While Thursday's quakes might have relieved a little stress, it's well known that the northern end of the San Jacinto Fault remains overdue for a major earthquake of 6.0 or greater, Donnellan said.

That bigger quake could occur by Aug. 14, said another group of earthquake predictors.

"We have reason to believe the probability of a strong earthquake in the area is increasing,' said Vladimir Keilis-Borok of UCLA, who heads a team of scientists from the United States, Russia, France and Italy.

However, the 82-year-old Russian-born seismologist and mathematical geophysicist cautions the team's forecasts are only a kind of test, to see whether the forecasting methods actually work.

These scientific data crunchers warned of a major quake last year for a broad section of the Southern California desert. It didn't happen.

However, in July 2003, the Keilis-Borok-headed team predicted a magnitude-7 or greater quake in a region around Hokkaido, Japan, by Dec. 28 of that year. On Sept. 25, 2003, a magnitude-8.1 quake rocked Hokkaido.

While Tuesday's quake swarm in the Fontana-Rialto area wasn't calibrated into the latest forecast, Keilis-Borok found the tremors interesting.

Such swarms are "a more rare event,' he said.

The difference between the Keilis-Borok experimental predictions and the QuakeSim forecasts involves both time and territory.

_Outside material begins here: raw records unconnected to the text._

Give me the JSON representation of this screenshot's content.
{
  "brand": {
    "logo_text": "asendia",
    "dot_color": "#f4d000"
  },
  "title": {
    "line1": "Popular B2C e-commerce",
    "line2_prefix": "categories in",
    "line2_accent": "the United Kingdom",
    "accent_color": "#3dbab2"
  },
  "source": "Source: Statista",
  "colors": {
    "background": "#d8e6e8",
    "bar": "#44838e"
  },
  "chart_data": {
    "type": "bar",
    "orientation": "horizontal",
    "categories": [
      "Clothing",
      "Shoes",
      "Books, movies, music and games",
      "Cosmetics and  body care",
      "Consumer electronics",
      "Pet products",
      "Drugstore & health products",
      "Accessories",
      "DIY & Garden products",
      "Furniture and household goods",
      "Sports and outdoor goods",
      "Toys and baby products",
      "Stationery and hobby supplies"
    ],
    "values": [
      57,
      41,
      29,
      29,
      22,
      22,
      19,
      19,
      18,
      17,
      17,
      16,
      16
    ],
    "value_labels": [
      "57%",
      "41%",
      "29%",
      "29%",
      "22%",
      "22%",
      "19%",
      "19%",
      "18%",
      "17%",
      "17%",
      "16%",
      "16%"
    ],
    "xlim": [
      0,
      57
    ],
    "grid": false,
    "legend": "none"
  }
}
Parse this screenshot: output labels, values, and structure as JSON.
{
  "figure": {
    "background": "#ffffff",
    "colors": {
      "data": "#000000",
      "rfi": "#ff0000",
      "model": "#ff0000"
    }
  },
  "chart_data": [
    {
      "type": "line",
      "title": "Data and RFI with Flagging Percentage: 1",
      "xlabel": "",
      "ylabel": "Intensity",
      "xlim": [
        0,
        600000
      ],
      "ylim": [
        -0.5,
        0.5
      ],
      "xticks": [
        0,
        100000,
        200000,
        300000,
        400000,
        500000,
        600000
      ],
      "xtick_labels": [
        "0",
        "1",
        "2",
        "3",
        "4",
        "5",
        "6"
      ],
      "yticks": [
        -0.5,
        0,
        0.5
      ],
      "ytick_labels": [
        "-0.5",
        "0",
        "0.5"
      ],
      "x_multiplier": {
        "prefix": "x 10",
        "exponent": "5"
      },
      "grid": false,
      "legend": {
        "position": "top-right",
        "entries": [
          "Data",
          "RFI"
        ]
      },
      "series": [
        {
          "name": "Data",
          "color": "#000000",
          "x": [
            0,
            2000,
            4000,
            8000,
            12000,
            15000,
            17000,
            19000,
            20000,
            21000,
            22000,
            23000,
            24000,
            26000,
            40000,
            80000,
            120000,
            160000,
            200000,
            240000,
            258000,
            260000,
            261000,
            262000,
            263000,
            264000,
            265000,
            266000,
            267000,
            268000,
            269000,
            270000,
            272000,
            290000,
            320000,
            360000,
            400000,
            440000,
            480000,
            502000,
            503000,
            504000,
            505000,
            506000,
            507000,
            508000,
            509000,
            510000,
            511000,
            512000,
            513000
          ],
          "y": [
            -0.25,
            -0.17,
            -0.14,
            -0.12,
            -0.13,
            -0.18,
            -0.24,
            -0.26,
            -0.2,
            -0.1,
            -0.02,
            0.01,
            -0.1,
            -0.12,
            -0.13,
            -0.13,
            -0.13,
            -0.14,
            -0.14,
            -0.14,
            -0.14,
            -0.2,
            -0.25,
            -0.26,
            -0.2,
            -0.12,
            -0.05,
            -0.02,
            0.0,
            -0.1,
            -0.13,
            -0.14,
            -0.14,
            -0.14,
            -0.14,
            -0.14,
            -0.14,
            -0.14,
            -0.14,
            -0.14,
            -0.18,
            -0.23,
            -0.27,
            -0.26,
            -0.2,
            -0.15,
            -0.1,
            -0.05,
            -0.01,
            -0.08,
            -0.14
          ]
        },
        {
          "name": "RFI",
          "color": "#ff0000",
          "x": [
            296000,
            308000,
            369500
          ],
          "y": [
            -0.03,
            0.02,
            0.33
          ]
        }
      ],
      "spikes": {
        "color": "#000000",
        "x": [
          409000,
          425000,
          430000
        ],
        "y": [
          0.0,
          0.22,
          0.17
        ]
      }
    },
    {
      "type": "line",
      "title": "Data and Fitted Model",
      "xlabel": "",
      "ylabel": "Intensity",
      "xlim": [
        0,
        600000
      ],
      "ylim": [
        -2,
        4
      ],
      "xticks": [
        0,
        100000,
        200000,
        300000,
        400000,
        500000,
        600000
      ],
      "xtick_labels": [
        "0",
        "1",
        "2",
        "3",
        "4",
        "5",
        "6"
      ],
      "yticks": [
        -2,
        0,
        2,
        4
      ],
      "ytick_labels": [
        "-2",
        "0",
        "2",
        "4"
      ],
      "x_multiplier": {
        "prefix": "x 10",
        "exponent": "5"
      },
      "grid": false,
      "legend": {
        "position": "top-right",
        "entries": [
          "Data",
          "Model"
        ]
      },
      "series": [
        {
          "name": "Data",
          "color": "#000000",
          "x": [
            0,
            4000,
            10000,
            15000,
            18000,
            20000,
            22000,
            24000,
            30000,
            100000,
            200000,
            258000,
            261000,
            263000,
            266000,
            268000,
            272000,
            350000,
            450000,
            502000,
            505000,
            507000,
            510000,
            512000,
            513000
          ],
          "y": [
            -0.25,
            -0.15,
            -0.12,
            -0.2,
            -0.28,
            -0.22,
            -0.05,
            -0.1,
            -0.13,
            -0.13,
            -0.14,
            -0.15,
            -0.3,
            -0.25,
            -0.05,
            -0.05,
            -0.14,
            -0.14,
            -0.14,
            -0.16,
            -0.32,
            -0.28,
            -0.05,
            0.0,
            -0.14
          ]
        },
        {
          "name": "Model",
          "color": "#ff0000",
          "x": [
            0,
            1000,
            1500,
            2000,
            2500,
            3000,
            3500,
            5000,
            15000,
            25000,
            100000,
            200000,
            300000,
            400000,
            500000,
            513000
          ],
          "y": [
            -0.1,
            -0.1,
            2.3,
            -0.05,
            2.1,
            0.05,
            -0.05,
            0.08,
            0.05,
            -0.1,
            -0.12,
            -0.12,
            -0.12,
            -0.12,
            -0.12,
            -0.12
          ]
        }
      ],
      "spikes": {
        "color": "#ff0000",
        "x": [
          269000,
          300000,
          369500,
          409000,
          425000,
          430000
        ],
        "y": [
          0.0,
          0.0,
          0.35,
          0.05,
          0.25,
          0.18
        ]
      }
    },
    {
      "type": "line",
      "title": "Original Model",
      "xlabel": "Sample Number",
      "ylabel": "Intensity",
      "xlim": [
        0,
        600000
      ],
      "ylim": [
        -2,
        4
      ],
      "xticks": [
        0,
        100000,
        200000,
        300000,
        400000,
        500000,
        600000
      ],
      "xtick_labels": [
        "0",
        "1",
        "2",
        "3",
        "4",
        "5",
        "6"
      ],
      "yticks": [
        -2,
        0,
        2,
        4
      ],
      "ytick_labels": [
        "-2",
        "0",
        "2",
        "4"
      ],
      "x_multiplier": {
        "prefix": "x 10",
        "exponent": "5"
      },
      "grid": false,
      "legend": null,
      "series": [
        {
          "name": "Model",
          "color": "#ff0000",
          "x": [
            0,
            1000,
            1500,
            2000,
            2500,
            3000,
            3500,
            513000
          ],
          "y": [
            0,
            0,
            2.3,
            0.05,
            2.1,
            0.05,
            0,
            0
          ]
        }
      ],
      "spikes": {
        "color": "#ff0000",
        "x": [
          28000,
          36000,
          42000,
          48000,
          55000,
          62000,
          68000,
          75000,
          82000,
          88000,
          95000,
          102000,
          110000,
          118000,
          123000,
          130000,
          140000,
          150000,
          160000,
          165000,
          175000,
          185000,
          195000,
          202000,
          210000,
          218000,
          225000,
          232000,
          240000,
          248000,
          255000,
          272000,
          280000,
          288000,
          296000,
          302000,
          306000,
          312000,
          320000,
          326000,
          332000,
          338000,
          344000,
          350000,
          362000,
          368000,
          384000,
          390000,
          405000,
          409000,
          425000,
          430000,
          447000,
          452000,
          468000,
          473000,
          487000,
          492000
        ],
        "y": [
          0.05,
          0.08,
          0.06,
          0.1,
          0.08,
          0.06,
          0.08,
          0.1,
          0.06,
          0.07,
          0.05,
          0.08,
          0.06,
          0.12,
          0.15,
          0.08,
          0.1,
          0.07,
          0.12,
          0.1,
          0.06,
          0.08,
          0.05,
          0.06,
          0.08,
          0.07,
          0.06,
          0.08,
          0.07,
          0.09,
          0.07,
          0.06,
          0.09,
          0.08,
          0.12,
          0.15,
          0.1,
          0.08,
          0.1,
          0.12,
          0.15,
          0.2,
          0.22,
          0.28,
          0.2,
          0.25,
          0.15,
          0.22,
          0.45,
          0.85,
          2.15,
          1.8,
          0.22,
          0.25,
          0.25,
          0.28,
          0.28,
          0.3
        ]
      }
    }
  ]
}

QuakeSim hot spots tend to be very specific areas, with the forecasts covering 10-year time spans. The Keilis-Borok time spans run over months, with targeted areas that are broader, typically covering hundreds of miles.

The Keilis-Borok team has yet to produce sufficiently consistent results, meaning the approach remains an open question, Jones said.

What successes the team claimed may have amounted to no more than random luck, she said. As for its method, "I hope it's true,' she added.

Only time will tell. And Aug. 14 is still seven months away.